(WHS-K2.05) "Elucidating the Role of sFRP2 in Modulating Organ Fibrosis"
Thursday, May 16, 2024
9:15 AM – 10:15 AM East Coast USA Time
Background Fibrosis is the typical response to injury, which leads to distorted architecture, pathologic signaling and ultimately organ dysfunction. In cardiac tissue specifically, a fibrotic response to injury can lead to a decrease in the heart’s ability to function, which plays a significant role in the pathogenesis of most heart diseases. Secreted frizzled-related protein (sFRP2) has been identified as a mesenchyme derived factor that augments post-myocardial infarction repair, in part by down-regulating fibrosis. Yet, the molecular mechanism that regulates sFRP2’s effect on fibroblasts in modulating tissue fibrosis is incompletely understood. Methods We have generated a transgenic mouse model in which we can temporally and spatially regulate the expression of sFRP2 in injury-induced activated FSP1+ fibroblasts. These transgenic mice received bone marrow transplantation (BMT) from C57Bl/6 mice to ensure specificity of sFRP2 protein in fibroblasts, since FSP1 is also expressed in hematopoietic cells. sFRP2 expression was induced post-infarct following tamoxifen treatment in mice expressing sFRP2 under FSP1 promoter. These mice were assessed in vivo and in vitro for injury-induced fibrotic responses in two distinct models, heart and skin. Results Post-injury induction of sFRP2 exerted an anti-fibrotic effect in comparison to control Cre mice in heart as well as skin. sFRP2 overexpression in heart following myocardial infarction resulted in reduced scar size, improved function, and reduced adverse cardiac remodeling.

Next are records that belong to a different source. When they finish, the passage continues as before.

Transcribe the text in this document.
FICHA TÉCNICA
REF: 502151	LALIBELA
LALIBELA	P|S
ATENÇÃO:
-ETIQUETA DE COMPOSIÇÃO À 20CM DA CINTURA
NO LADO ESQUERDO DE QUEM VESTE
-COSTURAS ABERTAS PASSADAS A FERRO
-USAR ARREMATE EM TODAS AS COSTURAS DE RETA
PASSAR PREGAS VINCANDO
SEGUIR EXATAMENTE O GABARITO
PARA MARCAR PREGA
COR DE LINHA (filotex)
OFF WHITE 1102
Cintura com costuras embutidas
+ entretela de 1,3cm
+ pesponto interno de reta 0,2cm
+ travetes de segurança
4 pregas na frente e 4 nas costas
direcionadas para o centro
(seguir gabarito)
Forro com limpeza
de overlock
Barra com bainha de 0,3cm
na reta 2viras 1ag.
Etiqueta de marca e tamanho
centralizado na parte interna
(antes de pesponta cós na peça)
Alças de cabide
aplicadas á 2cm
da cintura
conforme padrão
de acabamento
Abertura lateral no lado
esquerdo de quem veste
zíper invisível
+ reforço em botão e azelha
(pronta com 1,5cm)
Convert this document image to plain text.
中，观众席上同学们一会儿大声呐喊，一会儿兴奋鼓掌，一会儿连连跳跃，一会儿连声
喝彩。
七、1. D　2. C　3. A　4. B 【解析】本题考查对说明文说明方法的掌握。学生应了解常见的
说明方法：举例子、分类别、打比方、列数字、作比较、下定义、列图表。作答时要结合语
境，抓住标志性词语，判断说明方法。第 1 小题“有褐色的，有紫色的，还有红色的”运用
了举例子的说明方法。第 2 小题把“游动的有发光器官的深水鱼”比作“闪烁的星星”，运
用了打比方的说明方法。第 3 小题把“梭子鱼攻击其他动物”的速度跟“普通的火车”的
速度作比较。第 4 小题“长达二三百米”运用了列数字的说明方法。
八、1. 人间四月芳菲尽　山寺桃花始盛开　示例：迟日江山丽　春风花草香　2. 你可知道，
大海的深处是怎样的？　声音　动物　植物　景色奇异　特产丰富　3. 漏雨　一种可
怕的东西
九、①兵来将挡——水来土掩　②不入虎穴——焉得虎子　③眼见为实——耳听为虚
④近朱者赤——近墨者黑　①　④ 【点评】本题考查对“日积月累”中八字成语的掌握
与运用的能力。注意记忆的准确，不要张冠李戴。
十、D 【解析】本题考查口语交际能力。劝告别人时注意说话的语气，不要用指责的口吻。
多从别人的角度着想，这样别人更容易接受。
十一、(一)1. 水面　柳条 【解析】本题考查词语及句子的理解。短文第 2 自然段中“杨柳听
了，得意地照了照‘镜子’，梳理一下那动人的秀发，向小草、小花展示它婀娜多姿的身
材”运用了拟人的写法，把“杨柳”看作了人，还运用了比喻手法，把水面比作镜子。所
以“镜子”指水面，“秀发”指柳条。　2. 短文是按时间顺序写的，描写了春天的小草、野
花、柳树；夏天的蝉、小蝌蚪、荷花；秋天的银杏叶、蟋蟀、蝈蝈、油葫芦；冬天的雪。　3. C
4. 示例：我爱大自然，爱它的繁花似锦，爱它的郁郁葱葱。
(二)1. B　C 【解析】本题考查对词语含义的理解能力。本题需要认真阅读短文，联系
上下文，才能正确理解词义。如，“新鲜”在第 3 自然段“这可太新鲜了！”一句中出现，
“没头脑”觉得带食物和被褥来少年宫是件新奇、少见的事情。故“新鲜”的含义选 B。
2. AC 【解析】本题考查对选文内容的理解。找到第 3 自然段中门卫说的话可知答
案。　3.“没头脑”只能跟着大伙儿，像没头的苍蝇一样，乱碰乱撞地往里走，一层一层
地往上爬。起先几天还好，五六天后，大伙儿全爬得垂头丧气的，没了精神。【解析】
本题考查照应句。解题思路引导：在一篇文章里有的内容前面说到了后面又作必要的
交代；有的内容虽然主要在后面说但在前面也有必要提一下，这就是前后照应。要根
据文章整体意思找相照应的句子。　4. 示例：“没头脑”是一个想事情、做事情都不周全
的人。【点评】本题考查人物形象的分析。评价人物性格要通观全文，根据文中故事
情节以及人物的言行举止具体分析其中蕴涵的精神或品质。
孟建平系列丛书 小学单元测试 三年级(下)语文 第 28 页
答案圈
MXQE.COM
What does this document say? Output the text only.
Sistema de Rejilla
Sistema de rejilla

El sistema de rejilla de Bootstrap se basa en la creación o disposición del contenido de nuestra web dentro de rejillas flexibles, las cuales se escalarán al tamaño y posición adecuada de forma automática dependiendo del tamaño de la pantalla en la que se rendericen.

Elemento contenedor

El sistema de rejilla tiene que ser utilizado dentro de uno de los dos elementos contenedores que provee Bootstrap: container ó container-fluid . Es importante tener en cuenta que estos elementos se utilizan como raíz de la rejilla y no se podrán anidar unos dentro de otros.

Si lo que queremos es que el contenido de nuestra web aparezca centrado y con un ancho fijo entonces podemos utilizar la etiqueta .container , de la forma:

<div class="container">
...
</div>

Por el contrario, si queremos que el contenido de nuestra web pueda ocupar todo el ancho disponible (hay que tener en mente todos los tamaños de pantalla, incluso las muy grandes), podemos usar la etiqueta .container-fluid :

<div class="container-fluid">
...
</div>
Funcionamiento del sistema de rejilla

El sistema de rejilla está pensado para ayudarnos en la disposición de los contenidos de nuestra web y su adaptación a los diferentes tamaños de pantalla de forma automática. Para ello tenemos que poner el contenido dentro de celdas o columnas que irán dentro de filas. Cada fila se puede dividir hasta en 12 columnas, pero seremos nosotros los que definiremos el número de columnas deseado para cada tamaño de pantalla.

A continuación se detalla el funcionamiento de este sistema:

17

In addition, assessment of the collagen content following excisional wound (skin injury) demonstrated significant reduction in dermal collagen deposition in sFRP2 overexpressing transgenic mice. Significant reduction in Wnt signaling, TGF beta signaling and collagen production was identified in mice overexpressing sFRP2. Conclusion Post-injury sFRP2 over-expression in mouse FSP1-fibroblasts resulted in reduction in fibrosis in two different organ injury models. Elucidating the mechanism that modulate sFRP2’s antifibrotic role will provide valuable insights on how this protein targets fibrosis and promotes regenerative repair. Identification of sFRP2’s role will also provide a potential use for such regulators as a way to target specific post-injury fibrotic processes such as Wnt and TGF beta signaling and inhibit pathological fibrosis without interfering with normal wound healing.